Uomini di Chiesa, tra mascolinità e ideale sacerdotale
Articolo di Josselin Tricou* pubblicato sul sito dell’EHNE – Encyclopédie d’histoire numérique de l’Europe (Francia) il 22 giugno 2020, liberamente tradotto da Massimo de Il ramo del Mandorlo di Roma
L’ideale sacerdotale (dal latino sacer: sacro, separato), fondato sulla separazione chierici/laici, ha plasmato e legittimato la mascolinità atipica dei chierici cattolici di rito latino. La Chiesa cattolica romana ha saputo imporlo come modello egemonico di tutte le forme di vita ecclesiastica nell’Europa del XIX e del XX secolo.
Dopo la crisi che avvolge il Concilio Vaticano II (1962-65) questo ideale è parzialmente rimesso in discussione, proprio mentre il numero dei preti dei paesi della “vecchia cristianità” diminuisce drasticamente. La mascolinità sacerdotale appare (oggi) più che mai sospetta, per non dire colpevole, agli occhi delle popolazioni europee.
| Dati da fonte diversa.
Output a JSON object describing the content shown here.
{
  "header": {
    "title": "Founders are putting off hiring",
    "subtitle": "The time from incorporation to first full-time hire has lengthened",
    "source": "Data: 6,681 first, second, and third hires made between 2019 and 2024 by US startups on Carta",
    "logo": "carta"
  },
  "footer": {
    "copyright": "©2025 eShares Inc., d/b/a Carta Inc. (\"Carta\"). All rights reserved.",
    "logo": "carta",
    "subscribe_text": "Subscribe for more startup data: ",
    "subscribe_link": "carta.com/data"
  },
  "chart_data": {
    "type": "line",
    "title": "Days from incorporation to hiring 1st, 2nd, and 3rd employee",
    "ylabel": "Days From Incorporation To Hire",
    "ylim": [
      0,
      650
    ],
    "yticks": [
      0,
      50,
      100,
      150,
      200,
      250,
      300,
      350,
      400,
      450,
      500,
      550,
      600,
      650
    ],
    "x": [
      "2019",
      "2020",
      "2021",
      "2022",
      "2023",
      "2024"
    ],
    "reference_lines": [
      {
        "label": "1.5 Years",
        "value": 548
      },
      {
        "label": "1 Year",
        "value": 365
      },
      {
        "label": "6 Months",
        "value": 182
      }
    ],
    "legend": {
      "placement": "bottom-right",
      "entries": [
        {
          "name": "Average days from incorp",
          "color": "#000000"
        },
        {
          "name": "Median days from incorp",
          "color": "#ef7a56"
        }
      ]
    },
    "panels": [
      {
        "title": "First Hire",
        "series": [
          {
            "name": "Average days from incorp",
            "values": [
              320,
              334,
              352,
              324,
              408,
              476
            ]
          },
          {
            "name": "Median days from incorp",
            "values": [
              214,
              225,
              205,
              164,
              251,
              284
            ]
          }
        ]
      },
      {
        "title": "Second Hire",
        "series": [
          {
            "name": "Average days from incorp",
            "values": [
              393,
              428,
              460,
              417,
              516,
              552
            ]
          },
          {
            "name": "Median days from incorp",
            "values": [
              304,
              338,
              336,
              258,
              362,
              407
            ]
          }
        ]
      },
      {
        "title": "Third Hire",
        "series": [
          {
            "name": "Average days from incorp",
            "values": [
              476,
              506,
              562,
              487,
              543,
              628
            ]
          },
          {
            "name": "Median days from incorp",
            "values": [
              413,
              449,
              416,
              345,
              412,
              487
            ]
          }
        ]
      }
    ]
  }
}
L’imposizione dell’ideale sacerdotale ai preti – o processo di clericalizzazione – inizia con la riforma gregoriana (XI e XII secolo) finendo per imporre il celibato al clero secolare e il divieto del porto d’armi, come già avveniva per i monaci, allo scopo di separare radicalmente i chierici dai laici.
Essa si rinforza nel XVI secolo con la nascita della figura del pastore protestante, sotto l’impulso del Concilio di Trento, che fa del prete prima di tutto l’uomo dell’Eucaristia. Infine detta imposizione si diffonde sotto forma di “democratizzazione” dal basso nel XIX secolo: il reclutamento diventa massicciamente popolare mentre le classi agiate disertano il sacerdozio, tranne nel caso cui esse entrino a far parte degli ordini più prestigiosi come i gesuiti e i domenicani.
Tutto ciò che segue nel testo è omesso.